Date: Sat May 09 2026 - 00:28:58 EST


> It seems this is not enough, or TOCTOU still exists. Say:
>
> Thread A Thread B
> osb = OCFS2_SB(inode->i_sb)
> ocfs2_dismount_volume()
> -> sb->s_fs_info = NULL
> -> kfree(osb)
> use freed osb
>

Hi Joseph,

Thank you very much for the review! You are absolutely right about the
TOCTOU issue — simply adding a NULL check after OCFS2_SB() cannot
prevent the race where thread A reads a valid osb pointer before thread
B frees it.

> BTW, how did you find this issue?

I found this issue through fuzzing. The crash report shows a page fault
at __pv_queued_spin_lock_slowpath via the call path:

ocfs2_permission -> ocfs2_inode_lock_tracker ->
ocfs2_inode_lock_full_nested -> ocfs2_is_hard_readonly ->
spin_lock(&osb->osb_lock)

The fault address was in the kernel static data region, indicating that
the osb structure had been freed and its memory reused.

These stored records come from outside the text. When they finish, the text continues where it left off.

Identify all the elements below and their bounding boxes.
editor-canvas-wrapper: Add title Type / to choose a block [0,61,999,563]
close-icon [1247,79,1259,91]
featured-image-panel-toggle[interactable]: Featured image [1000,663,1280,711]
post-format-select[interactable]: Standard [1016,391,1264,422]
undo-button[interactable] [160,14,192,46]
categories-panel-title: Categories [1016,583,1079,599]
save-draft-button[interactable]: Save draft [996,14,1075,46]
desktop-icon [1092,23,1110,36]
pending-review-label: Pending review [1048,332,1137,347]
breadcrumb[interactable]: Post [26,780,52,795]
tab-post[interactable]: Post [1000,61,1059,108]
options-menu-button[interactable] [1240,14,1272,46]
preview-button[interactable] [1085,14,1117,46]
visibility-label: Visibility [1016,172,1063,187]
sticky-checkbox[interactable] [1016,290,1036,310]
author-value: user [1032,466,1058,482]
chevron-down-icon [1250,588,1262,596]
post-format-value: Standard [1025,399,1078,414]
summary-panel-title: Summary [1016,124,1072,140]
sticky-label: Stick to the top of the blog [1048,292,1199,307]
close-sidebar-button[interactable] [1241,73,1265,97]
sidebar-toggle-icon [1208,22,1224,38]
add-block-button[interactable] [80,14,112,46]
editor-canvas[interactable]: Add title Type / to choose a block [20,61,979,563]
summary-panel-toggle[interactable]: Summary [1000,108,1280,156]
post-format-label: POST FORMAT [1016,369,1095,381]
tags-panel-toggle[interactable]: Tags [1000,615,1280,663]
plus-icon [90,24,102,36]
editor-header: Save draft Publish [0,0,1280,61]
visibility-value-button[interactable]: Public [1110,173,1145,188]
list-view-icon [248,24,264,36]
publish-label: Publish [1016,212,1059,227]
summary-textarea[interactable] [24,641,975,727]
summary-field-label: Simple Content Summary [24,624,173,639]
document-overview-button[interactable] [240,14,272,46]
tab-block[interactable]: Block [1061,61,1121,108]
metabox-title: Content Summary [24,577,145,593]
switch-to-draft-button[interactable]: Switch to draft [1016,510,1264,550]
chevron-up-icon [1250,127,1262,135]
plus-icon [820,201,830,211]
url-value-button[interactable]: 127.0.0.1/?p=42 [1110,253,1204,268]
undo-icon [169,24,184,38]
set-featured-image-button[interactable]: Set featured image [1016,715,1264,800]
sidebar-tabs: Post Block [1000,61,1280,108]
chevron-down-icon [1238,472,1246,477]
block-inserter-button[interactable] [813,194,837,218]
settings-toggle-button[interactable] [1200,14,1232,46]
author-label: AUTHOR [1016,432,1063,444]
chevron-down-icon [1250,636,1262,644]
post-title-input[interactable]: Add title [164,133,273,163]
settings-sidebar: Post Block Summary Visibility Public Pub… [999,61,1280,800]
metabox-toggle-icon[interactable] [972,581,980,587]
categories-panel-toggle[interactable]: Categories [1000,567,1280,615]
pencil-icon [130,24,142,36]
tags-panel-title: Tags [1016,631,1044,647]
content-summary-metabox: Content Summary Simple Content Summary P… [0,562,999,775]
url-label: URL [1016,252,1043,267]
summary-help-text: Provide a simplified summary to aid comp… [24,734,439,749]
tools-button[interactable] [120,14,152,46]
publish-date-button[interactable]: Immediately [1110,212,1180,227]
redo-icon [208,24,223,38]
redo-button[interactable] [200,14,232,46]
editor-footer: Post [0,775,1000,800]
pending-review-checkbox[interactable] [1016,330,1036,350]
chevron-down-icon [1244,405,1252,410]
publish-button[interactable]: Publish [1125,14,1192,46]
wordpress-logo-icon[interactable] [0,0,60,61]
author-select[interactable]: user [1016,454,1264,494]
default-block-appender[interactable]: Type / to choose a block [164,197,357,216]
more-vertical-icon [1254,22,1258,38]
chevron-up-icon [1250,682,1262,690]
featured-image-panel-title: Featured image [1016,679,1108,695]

I have been thinking about a more robust fix and would like to get your
opinion on the following approach:

Currently, ocfs2_dismount_volume() is called from ocfs2_put_super(),
which runs inside generic_shutdown_super() while s_umount is still held.
The osb structure is freed at this point, but inodes with elevated
refcounts (e.g., held by inotify) survive evict_inodes() and may still
trigger filesystem operations (like ocfs2_permission) that access osb.

The idea is to move the osb cleanup out of ocfs2_dismount_volume() and
into an ocfs2-specific ->kill_sb() callback, so that the cleanup happens
after generic_shutdown_super() has completed and all concurrent VFS
operations have drained.

Specifically:

1. Remove ocfs2_delete_osb(), kfree(osb), and sb->s_fs_info = NULL from
ocfs2_dismount_volume(). Keep all the subsystem shutdown (journal,
dlm, recovery, quota, etc.) there.

2. Add a new ocfs2_kill_sb() that wraps kill_block_super():

static void ocfs2_kill_sb(struct super_block *sb)
{
struct ocfs2_super *osb = OCFS2_SB(sb);

kill_block_super(sb);
// At this point generic_shutdown_super() has completed,
// SB_DYING is set, and no new VFS operations can enter.

if (osb) {
ocfs2_delete_osb(osb);
kfree(osb);
sb->s_fs_info = NULL;
}
}

3. Update ocfs2_fs_type to use ocfs2_kill_sb instead of kill_block_super.

4. The NULL check in ocfs2_inode_lock_full_nested() can optionally be
kept as a defense-in-depth measure, though it is no longer strictly
necessary if the life-cycle ordering is correct.

This pattern is similar to ext4 — ext4_kill_sb() calls kill_block_super()
first and then handles cleanup after (e.g., journal_bdev_file).

Does this approach make sense?

Best regards,
Jiakai